Sitting in a bright white room reeking of bleach at a hospital in Costa Rica, junior Danielle Steele faced an uncertain future. She was waiting for the test results regarding a lump on her throat. It was cancer.
After reconnecting with her family in Costa Rica in April, Steele remains trapped as a string of airport closures and canceled flights followed her arrival. She continues to reside with her family in Costa Rica—with the exception of her father, whom she lived with in the U.S. It was about two months later during her extended stay that Steele received concerns about her health.
“My best friend’s dad, who is a doctor, discovered that I had cancer,” Steele said. “I had a little ball in my neck, and he touched it, but it didn’t hurt. He said it was very important to take care of it because it could be cancer—and it was cancer.”
The ride to the hospital for a biopsy was tense, the family worried about what the doctors would say. Diagnosed with lymphoma, Steele was directed to chemotherapy. Facing a medical condition she was unfamiliar with brought about waves of anxiety and shook her to her core.
“I was shocked because I didn’t know what to do, or what was happening with my body,” Steele said. “I didn’t know what cancer really was when everything started. They were telling me all these confusing medical terms that I couldn’t understand.”

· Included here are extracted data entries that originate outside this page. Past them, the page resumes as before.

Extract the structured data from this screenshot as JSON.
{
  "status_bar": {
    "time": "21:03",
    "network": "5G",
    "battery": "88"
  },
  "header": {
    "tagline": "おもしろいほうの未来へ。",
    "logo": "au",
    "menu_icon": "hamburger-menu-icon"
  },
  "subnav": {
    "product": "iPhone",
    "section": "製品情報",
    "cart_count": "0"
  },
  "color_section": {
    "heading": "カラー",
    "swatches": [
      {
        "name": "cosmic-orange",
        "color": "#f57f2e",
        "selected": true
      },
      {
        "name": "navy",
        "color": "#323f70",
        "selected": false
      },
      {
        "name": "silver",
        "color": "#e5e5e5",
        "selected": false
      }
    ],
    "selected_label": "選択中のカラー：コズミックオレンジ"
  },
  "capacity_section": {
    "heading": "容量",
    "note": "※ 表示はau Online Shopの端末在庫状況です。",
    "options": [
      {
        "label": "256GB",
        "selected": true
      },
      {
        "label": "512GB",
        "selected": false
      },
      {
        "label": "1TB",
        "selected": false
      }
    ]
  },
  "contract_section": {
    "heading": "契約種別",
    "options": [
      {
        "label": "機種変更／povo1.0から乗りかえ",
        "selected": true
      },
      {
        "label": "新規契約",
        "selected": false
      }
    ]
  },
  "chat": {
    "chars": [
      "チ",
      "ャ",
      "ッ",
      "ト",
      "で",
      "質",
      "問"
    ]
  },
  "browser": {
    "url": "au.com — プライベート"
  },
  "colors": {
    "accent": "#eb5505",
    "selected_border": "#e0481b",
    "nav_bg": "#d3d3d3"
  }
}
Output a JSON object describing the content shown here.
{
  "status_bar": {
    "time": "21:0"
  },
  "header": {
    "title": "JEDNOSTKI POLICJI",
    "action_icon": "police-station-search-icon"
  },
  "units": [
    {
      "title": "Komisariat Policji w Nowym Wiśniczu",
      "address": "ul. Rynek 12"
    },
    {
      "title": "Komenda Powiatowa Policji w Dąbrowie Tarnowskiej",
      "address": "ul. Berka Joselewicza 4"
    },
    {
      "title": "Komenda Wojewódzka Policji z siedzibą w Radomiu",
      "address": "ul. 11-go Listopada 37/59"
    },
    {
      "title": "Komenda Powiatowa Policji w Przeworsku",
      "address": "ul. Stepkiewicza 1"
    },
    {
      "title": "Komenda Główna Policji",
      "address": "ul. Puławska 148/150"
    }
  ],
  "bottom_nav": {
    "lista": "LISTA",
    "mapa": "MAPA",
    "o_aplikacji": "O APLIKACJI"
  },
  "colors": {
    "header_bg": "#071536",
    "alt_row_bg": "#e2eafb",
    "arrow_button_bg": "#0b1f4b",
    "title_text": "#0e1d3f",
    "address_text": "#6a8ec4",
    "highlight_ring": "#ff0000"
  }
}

Steele found herself trying to forget the diagnosis, albeit a silver scar on her neck serves as a permanent, painful reminder of the biopsy. Nonetheless, it impeded her life and forced her to acknowledge the daunting truth. Re-exposure to the hospital in Costa Rica for treatment often brought the memory of being diagnosed to mind.
“The smell of the hospital and all of the IVs felt really bad,” Steele said. “Then, the doctor said I had cancer, and I started crying because people die from cancer. He didn’t really tell us what type of cancer I had until later.”
Long needles and tubes filled with drugs to circulate through the body became necessary for chemotherapy. With sessions every Thursday, it took a whole week to prepare and recover from chemo. The following days, the most mundane of tasks caused Steele to stumble. Once returning home from chemo, she slept for hours.
“Physically, I felt sick,” Steele said. “With cancer, I didn’t really feel sick, but with chemo, it made me feel really sick. I took a couple of pills for nausea and slept all afternoon and the day after that. I was depressed and didn’t want to see anyone or do anything. My hair was starting to fall out, a little bit. That itself was really hard for me.”
After attending chemotherapy for months, the process became taxing, killing Steele’s motivation to finish treatment. Relying solely on a repetitive medical process made the days and weeks a blur. Her family helped support her through the long treatment.
“My big sister made a GoFundMe so that I could pay for my treatment because it’s really expensive,” Steele said. “If I wasn’t stuck here, it would have been very hard for my family because all of them live here, just not my dad. Still, my dad calls me every day.”
In spite of the unrelenting early mornings and unnerving physical weakness that wreaked havoc on her body, Steele completed her last chemotherapy session on Sept. 17. Still plagued with the usual nausea, her week was thrown off-balance, but failed to halt her excitement.
“I felt so happy; it’s amazing how I felt,” Steele said. “I don’t have to go anymore and it makes me and my family really happy. This week felt weird, but I feel really happy now because I don’t feel sick from chemo.”
Moving forward on her treatment into radiotherapy, one that targets the area with cancer cells, Steele wishes that she could forget the entire situation. Her memories associated with cancer are hard to talk about—the exhaustion and sickly feeling that overwhelmed her body still fresh in mind. Her journey continues, but radiotherapy is a step towards overcoming cancer.
“It’s hard to find something positive about it,” Steele said. “It has been really hard for me and my family. It’s scary because cancer can always come back, and the doctors said there’s a small chance that I might not be able to have kids in the future. It’s like seeing life differently.”